Telegram, the ICO led social messaging app is current banned in Russia, although according to reports, this ban could soon be overturned if the company agree to share their encryption keys with law enforcement authorities in Russia. This comes as the Federal Security Service (FSB) have decided that they need to access encrypted messages in order to combat terrorism, though we can question if Telegram really is the arena of choice for terrorist communications.
According to CCN:
“Russia’s telecommunications watchdog said that it will consider reversing the ban on messaging service Telegram if the company submits to a court order requiring it to share its encryption keys with federal law enforcement. Russia-based news outlet RT reports that Roscomnadzor (RKN), which began blocking local access to Telegram after the company refused to comply with that court order, said that it will rescind the ban once Telegram makes its encryption keys available to the Federal Security Service (FSB), which alleges that it needs the ability to decrypt messages to fight terrorism.”
Moreover, Paval Chikov, a lawyer representing Telegram has said:
“[Telegram] never denied that the authorities have a right and even an obligation to fight terrorism. On the contrary, we suggested the only civilized way to do it – a court order in exchange for a disclosure. A disclosure not of the content of the messages even, but only of an IP address or a telephone number. The balance must be found between national security and privacy.”

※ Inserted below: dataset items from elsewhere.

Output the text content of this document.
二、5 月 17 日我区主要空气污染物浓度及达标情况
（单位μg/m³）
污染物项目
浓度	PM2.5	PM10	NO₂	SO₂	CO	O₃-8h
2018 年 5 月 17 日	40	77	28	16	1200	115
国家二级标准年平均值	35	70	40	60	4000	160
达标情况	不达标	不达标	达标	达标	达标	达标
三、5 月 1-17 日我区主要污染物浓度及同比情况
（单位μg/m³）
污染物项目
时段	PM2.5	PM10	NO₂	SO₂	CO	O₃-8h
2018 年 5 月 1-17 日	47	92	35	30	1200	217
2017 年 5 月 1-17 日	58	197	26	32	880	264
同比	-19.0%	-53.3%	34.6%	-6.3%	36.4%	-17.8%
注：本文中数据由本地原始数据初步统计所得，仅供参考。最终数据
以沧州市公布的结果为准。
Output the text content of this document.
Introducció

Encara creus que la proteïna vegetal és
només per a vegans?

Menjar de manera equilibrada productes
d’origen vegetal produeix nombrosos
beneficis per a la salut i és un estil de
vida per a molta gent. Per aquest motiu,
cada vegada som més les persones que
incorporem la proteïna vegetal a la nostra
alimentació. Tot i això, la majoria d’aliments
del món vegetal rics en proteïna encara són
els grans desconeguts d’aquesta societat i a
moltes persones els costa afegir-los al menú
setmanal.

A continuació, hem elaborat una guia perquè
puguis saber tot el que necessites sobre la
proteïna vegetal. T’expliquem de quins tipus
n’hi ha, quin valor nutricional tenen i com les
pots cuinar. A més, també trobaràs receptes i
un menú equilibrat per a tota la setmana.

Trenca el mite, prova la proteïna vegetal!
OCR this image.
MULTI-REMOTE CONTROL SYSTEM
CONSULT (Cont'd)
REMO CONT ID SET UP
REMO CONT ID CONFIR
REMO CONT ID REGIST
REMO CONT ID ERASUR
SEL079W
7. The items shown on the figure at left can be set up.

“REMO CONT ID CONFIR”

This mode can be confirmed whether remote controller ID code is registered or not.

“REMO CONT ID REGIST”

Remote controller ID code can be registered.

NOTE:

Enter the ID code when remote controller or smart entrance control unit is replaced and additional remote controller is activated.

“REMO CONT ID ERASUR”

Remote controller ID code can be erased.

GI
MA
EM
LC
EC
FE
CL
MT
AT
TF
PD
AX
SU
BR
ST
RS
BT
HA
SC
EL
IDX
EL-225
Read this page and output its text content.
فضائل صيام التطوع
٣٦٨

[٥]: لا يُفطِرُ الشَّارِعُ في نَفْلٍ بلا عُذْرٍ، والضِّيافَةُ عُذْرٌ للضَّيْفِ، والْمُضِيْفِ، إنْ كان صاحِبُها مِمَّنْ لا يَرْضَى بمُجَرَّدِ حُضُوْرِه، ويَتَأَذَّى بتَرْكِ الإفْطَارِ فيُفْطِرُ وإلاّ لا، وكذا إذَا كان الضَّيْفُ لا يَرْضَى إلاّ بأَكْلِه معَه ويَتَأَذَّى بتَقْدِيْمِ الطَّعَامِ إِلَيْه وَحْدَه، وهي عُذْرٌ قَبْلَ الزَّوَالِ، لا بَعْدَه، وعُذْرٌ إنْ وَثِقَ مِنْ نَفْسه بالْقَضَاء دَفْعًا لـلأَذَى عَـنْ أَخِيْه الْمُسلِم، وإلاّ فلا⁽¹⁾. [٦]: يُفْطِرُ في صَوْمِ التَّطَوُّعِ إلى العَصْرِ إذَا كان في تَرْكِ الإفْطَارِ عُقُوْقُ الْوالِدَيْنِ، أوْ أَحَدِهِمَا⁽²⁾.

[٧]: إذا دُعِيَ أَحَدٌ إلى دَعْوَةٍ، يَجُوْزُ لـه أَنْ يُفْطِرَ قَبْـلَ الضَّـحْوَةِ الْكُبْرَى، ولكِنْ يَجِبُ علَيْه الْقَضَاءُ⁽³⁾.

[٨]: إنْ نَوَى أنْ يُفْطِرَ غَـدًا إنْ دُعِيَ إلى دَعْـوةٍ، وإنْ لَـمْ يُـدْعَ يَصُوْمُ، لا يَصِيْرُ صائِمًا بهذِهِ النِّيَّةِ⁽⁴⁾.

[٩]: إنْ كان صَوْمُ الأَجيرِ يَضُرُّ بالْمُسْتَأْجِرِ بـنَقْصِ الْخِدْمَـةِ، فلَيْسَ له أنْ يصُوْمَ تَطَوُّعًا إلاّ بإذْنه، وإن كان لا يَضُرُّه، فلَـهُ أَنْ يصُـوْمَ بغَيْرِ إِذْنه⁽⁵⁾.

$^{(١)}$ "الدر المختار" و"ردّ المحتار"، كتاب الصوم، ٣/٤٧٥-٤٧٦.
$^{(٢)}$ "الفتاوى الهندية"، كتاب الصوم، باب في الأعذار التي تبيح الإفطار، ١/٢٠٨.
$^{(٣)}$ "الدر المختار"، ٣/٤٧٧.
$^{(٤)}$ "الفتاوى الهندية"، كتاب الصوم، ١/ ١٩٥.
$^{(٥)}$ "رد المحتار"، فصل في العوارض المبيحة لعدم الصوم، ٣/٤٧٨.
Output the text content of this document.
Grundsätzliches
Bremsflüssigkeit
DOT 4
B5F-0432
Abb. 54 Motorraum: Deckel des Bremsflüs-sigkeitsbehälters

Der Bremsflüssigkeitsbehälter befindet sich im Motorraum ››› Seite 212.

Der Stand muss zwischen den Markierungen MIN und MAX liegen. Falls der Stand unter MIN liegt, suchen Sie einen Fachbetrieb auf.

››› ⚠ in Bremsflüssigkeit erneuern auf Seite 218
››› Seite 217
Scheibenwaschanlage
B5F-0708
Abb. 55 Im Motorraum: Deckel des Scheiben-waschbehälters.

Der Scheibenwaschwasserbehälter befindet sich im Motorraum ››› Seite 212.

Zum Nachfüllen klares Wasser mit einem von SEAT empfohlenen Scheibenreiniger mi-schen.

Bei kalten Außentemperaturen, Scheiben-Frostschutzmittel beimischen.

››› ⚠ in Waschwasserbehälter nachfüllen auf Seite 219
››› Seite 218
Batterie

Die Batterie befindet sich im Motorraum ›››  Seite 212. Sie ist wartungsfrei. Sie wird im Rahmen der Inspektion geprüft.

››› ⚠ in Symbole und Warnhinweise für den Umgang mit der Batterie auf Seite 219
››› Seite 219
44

Now of course, security forces do have a right to locate and monitor terrorist communications, but this does not mean they also have the right to monitor every communication method on the off chance they find a terrorist. If anything, this is just a plot to gain control of an area the authorities cannot control. If Telegram do decide to go ahead with this (which I doubt they will) people who are worried about intervention from authorities will just move elsewhere. Telegram are right in saying that a balance must be found between national security and privacy, and it seems that actually giving away encryption keys is not representative of this.